3. SHAYKHAH FARAJ ALMUTLAQ - Echocardigraphy Sonographer, National Guard Hospital.
4. RASHA SALEH ALGHAMDI - Echocardigraphy Sonographer, National Guard Hospital.
5. ABDULELAH ALONAZI - Echocardigraphy Sonographer, National Guard Hospital.
6. MARYAM BUKHAMSEEN - Echocardigraphy Sonographer, National Guard Hospital.
7. NADA ALSHAYEB - Echocardigraphy Sonographer, National Guard Hospital.

Full Text : PDF

Abstract

Background: Left atrial (LA) size and function are routinely quantified by echocardiography using left atrial volume index (LAVI) and speckle-tracking LA strain.
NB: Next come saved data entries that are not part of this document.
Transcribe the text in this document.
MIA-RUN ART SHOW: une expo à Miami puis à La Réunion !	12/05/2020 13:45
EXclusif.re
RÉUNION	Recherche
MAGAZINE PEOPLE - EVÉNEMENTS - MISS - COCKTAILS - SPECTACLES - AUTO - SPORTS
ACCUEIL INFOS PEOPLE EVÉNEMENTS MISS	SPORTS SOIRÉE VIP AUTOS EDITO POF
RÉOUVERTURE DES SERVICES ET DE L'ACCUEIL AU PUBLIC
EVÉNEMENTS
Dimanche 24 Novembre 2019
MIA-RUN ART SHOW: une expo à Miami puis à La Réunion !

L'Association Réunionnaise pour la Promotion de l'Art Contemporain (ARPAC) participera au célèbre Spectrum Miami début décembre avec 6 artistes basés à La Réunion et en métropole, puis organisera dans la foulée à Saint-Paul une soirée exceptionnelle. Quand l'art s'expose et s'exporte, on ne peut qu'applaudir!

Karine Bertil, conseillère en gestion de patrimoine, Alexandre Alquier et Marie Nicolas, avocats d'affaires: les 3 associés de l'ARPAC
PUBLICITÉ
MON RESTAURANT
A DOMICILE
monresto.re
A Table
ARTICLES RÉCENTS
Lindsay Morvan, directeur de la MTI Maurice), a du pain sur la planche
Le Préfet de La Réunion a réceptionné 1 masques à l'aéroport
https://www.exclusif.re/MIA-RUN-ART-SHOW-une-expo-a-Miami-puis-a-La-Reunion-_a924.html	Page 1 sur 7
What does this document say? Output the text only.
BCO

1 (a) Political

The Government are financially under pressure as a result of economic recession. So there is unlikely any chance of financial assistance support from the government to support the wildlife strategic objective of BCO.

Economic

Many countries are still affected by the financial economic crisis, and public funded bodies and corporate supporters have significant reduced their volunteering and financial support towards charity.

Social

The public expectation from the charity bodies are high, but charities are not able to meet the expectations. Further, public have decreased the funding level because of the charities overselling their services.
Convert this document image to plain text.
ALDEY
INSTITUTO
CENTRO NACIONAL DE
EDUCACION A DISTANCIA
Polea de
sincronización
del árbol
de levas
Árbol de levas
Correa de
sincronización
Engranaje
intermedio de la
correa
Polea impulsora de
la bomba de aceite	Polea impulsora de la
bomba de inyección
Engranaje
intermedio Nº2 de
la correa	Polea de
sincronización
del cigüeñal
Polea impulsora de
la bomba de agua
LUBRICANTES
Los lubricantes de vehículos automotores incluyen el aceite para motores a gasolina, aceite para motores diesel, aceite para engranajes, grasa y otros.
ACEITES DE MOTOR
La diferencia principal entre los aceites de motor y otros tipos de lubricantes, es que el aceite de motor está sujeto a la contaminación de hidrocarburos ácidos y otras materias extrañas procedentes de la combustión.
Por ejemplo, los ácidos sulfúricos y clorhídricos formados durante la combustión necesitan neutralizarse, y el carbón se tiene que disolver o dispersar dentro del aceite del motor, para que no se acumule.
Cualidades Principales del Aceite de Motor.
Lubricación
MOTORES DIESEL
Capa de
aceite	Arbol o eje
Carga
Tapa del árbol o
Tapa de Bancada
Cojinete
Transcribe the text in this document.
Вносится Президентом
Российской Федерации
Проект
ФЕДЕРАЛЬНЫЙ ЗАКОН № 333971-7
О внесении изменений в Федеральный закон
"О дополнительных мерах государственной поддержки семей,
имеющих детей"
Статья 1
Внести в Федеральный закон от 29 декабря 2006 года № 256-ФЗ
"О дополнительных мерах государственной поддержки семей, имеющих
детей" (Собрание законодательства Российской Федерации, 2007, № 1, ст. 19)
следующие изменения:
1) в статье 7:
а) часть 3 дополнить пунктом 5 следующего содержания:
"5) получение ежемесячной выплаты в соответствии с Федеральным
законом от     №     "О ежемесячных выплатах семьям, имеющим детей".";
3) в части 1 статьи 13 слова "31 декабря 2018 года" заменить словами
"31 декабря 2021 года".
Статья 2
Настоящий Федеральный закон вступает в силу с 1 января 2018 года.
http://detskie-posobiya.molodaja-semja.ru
Electrocardiographic (ECG) criteria, such as P-wave duration, notching (“P-mitrale”), and P-wave terminal force in V1 (PTFV1), are widely used as low-cost surrogates, yet their agreement with echo-defined enlargement or dysfunction remains debated. Objective: To synthesize evidence comparing ECG criteria of “left atrial enlargement (LAE)” against echo-measured LA volume and/or LA strain, and to appraise diagnostic thresholds and clinical utility. Methods: Following PRISMA guidance, we searched major databases to October 19, 2025. We included original studies in adults that directly compared ECG indices with transthoracic echo reference standards (2D/3D LAVI and/or LA strain). Twelve studies met inclusion for the results synthesis; 10 additional papers informed background and interpretation. Results: Across heterogeneous cohorts, traditional ECG LAE criteria showed modest sensitivity and variable specificity for detecting increased LAVI. PTFV1 and P-wave peak time correlated most consistently with LAVI, while LA strain (reservoir) related inversely to P-wave indices and PTFV1. Proposed ECG cutoffs differed by population (hemodialysis vs. hypertension vs. valvular disease). Conclusions: ECG abnormalities reflect atrial electrical remodeling but incompletely capture echo-defined atrial dilation or dysfunction. Multiparametric ECG assessment may aid triage, yet LAVI and LA strain remain the reference for diagnosis and risk stratification.


Keywords

Electrocardiography; Left Atrial Enlargement; Left Atrial Volume Index; P-Wave Terminal Force; Speckle-Tracking Strain; Diagnostic Accuracy.